I have a panel data set which suffers from sample selection bias. I am following the approach of Wooldridge (1995) and Semykina and Wooldridge (2010). The approach applied in order to correct for sample selection bias is to:
1. Estimate T different probits of the selection equation in ordet to retrieve T inverse mills ratios

select=x1 z1

I do this using a loop:
HTML Code:
forvalues i = 2005(1)2016  {
disp `i'
probit select `x1' `z1' if yy==`i', vce(robust)
predict xb`i' if yy==`i', xb 
qui replace IMR=normalden(xb`i')/normal(xb`i') if `y2'==1 & yy==`i'
}
2. For all observations in the sample (i.e., for those where select=1), use pooled OLS to estimate the main equation:

reg food2 `x1' IMR i.yy if select==1, vce(cluster mc)
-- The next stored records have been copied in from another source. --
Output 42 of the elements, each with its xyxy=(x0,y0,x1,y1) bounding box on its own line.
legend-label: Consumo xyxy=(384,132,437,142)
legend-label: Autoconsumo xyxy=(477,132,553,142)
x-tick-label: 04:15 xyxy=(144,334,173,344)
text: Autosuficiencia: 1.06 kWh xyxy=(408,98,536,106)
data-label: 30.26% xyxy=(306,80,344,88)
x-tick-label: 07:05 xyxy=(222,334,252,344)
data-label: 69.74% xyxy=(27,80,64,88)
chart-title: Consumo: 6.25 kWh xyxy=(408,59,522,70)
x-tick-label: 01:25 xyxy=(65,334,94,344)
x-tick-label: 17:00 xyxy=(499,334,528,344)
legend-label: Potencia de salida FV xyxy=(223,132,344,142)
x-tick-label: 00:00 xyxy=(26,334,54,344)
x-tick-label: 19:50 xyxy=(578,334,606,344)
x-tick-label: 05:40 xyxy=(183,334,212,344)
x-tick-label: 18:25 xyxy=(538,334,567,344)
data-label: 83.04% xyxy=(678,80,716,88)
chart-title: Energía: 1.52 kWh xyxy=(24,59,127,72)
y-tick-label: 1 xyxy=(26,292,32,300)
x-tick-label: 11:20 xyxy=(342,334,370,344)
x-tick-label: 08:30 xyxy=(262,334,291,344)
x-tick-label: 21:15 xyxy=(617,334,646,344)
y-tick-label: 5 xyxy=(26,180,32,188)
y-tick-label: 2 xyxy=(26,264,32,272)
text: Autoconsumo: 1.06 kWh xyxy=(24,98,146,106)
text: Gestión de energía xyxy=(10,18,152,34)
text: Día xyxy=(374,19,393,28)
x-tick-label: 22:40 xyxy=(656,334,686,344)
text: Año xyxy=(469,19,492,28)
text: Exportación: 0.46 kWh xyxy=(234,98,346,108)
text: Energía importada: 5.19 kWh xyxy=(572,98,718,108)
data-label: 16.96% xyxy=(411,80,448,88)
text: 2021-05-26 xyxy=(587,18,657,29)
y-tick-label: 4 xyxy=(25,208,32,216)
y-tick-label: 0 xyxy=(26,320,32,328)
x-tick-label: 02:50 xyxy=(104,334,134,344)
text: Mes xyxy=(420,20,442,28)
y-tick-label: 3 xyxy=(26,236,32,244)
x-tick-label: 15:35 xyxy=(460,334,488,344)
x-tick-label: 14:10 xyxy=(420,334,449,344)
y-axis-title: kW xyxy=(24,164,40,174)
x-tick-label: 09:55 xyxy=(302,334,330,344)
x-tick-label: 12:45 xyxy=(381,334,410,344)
3. Estimate the asymptotic variance

Now, I am struggling with step 3. In their paper from 2010, Semykina and Wooldridge write on p. 378 "Instead of using analytical formulae for the asymptotic variance, one can apply "panel bootstrap". This involves resampling cross-sectional units (and all time periods for each unit sampled) and using the bootstrap sample to approximate the distribution of the parameter vector "
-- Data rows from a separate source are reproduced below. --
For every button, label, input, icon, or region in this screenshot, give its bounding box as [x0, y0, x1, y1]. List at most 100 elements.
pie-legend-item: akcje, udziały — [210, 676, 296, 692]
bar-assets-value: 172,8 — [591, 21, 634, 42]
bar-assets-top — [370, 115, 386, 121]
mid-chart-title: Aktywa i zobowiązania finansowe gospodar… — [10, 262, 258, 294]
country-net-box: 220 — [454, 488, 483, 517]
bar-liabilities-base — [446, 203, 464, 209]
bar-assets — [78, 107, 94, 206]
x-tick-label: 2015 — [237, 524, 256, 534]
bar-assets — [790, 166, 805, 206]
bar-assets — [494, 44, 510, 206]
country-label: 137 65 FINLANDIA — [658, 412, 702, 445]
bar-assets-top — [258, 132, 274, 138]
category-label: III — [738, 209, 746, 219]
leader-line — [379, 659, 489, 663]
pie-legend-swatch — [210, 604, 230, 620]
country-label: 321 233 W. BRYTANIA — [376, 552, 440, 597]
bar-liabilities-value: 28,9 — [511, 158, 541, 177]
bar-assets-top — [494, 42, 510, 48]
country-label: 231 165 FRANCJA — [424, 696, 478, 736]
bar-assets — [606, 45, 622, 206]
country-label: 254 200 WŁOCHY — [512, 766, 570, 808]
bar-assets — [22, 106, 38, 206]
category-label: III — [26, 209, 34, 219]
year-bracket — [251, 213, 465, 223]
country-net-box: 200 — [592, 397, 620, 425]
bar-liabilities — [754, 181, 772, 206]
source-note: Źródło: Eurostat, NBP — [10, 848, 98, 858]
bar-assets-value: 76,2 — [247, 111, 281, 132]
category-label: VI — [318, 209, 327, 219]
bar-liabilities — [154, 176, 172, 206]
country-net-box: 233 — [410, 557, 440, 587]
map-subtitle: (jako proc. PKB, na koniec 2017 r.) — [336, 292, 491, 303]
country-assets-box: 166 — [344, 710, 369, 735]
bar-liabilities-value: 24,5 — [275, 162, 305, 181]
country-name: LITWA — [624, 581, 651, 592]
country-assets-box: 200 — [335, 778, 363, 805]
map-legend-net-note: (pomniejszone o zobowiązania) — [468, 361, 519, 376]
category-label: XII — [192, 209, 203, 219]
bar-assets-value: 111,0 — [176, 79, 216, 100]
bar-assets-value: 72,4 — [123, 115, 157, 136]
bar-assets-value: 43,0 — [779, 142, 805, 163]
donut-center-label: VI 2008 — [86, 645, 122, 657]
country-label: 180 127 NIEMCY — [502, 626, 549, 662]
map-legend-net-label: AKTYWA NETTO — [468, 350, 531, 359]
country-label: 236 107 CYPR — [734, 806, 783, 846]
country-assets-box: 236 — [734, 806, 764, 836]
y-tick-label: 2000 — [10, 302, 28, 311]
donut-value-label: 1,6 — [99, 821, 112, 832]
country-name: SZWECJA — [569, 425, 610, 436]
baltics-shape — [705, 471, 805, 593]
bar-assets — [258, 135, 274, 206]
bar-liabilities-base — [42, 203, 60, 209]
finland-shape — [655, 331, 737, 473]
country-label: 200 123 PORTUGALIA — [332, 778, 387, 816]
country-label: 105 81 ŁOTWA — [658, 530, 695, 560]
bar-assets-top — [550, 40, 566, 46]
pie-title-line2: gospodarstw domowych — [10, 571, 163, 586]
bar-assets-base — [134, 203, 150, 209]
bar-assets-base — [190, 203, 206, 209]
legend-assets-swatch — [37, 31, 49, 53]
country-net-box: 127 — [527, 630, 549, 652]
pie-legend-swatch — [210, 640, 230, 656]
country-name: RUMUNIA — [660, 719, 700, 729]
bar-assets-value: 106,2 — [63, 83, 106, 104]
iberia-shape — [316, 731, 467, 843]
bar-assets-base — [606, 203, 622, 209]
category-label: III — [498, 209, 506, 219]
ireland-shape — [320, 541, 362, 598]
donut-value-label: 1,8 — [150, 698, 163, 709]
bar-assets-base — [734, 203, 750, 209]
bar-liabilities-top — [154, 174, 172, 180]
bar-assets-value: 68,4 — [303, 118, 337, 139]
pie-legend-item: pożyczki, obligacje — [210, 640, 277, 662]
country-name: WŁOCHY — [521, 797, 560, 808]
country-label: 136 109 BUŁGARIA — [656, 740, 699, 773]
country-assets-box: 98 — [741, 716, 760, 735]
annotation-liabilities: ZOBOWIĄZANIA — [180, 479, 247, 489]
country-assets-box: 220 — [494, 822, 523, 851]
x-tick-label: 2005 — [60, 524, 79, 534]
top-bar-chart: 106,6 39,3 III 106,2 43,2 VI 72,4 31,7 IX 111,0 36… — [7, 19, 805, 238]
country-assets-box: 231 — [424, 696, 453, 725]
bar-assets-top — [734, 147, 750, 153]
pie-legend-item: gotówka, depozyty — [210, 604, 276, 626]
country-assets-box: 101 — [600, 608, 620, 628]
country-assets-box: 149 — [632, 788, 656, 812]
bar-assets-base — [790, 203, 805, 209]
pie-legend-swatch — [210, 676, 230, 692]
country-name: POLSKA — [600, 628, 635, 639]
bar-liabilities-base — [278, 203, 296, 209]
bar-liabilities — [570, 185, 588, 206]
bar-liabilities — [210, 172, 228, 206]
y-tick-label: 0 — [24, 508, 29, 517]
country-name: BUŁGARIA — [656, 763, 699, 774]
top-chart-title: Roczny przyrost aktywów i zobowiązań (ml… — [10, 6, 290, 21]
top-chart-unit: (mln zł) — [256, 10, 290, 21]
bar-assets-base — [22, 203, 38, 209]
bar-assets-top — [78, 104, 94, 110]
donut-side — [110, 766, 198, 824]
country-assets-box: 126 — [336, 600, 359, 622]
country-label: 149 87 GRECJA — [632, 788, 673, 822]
It is my impression that with a two-step estimator, one should bootstrap over both (in this case) the probit(s) and the second stage main regression. However, I have not found any clues on Statalist or elsewhere on how to bootstrap standard errors, accounting for two separate regressions, when the first step involves estimating T different probits. I assume it would be something similar in style to the "program" approach in https://www.statalist.org/forums/for...ction-on-stata , but taking into account the T different probits in the first stage.
I.e.,

HTML Code:
* Bootstrap SE
program heck2, rclass

forvalues i = 2005(1)2016  {
disp `i'
probit select `x1' `z1' if yy==`i', vce(robust)
predict xb`i' if yy==`i', xb 
qui replace IMR=normalden(xb`i')/normal(xb`i') if `y2'==1 & yy==`i'
}

xtset mc yy
qui reg food2 x1 i.yy, vce(cluster mc)

return scalar beta = _b[L1_goal] 

end

bootstrap r(beta), reps(100) seed(1234) nodrop:heck2
estat bootstrap
Which renders the following error message:

HTML Code:
. bootstrap r(beta), reps(100) seed(1234) nodrop:heck2
(running heck2 on estimation sample)
varlist required
an error occurred when bootstrap executed heck2

Is there anyone that has used the "panel bootstrap" method that Semykina and Wooldridge (2010) refers to, and in this context? If so, I would be grateful to recieve any suggestions on how this could be implemented using Stata code.

I am aware that my question does not pertain to a particular Stata command, so I completely understand if this is the wrong forum for it.

/Hanna

References:
Wooldridge, Jeffrey M. "Selection corrections for panel data models under conditional mean independence assumptions." Journal of econometrics 68.1 (1995): 115-132.
Semykina, Anastasia, and Jeffrey M. Wooldridge. "Estimating panel data models in the presence of endogeneity and selection." Journal of Econometrics 157.2 (2010): 375-380.